The alternative view is the organic view of human sexuality. Sex has two organic purposes: procreation and spousal unity. Spousal unity is a fancy way of saying that sex builds up the relationship between the husband and the wife. Unbeknownst to critics like Cristina Page, the Christian view of sexuality has recognized spousal unity as a legitimate purpose of sex since the Middle Ages. Both of these organic purposes build up the community of the family. Procreation brings new people into being. And spousal unity helps to sustain the bond between the spouses, so they will be there for each other and their children over the long-haul.
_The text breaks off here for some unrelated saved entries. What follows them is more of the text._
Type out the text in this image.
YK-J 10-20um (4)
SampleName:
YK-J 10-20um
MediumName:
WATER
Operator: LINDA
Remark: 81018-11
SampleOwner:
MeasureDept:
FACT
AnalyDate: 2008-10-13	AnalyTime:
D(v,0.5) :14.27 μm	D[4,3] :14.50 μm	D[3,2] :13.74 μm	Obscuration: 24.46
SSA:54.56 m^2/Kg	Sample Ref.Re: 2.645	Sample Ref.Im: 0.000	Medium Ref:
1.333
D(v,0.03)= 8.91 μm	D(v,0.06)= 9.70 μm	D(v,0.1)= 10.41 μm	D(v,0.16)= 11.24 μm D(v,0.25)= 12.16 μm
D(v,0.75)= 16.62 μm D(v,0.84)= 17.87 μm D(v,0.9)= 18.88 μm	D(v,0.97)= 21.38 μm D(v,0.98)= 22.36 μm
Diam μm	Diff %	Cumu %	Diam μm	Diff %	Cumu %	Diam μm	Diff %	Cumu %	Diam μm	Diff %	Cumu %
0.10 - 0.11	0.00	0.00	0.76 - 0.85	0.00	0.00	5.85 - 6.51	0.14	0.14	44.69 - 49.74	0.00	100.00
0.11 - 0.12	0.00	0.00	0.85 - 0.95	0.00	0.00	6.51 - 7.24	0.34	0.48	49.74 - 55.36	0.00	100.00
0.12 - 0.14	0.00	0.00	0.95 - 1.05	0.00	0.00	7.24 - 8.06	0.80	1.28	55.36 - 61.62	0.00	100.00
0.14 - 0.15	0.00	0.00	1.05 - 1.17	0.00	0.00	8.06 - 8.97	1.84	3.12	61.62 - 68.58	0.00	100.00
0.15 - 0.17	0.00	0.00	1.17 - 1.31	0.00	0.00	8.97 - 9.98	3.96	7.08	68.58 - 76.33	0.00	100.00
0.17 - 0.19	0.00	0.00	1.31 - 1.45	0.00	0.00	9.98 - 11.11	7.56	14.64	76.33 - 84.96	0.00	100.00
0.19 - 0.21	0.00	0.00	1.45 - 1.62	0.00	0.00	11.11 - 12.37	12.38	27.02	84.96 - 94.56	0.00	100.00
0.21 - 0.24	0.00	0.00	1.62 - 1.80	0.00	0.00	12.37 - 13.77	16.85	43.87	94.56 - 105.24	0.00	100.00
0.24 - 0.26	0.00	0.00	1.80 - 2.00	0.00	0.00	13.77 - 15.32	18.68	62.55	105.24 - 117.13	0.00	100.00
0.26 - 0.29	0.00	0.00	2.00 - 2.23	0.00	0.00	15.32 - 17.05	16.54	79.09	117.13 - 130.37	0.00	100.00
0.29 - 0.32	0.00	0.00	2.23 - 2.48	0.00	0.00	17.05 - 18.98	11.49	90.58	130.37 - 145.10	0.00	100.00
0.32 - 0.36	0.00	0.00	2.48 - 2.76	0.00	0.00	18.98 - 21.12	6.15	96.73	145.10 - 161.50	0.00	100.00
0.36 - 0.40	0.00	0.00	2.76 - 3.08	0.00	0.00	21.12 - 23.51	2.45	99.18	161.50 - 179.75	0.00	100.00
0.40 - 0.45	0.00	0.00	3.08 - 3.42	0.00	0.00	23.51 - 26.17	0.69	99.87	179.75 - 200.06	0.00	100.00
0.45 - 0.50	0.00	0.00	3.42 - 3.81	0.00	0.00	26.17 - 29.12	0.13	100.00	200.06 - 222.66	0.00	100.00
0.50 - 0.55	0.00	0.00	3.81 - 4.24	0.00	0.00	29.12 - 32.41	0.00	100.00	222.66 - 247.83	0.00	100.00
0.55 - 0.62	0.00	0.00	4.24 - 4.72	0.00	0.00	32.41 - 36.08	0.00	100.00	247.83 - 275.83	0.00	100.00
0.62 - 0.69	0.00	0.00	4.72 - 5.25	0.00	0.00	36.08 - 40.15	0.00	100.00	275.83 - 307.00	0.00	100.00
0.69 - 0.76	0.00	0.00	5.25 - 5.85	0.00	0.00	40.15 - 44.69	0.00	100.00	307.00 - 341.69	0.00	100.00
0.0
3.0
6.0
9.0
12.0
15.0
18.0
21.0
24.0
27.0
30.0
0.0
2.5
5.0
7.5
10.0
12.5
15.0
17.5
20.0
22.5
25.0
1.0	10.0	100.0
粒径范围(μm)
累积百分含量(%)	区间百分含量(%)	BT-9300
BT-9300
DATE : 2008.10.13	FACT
Consumer Sex turns this organic reality on its head. Consumer Sex takes the sexual urge, which is a great engine of sociability, and turns into a consumer good. Instead of seeing sex as something that builds up the family and the community, we see sex as something that is all about me and my feelings.

Cristina Page and her companions believe they are promoting the view that sex is for pleasure. But who takes pleasure in being used? The sexual revolution, of which NARAL is so proud, has not made people happy. This is the primary reason why not: no matter how much fun we’re having while we are using another person, we don’t want to be on the receiving end of being used.

Adopting the label of “pro-choice” obscures the subject of the choice. When you spell out the pro-choice position, it is not really all that appealing. In my own book, Smart Sex: Finding Life-long Love in a Hook-up World, I say nothing about what should be legal or illegal. I simply point out that many of our (perfectly legal) sexual decisions are just plain dumb.

I challenge Cristina Page to a debate. I will debate her on the airwaves. I will debate her in person. I’ll debate her on her own terms, in the style of the Yale Political Union: “Resolved: that contraception is the greatest thing since sliced bread.” Then we will find out who is saving America and who is just trying to scare it to death.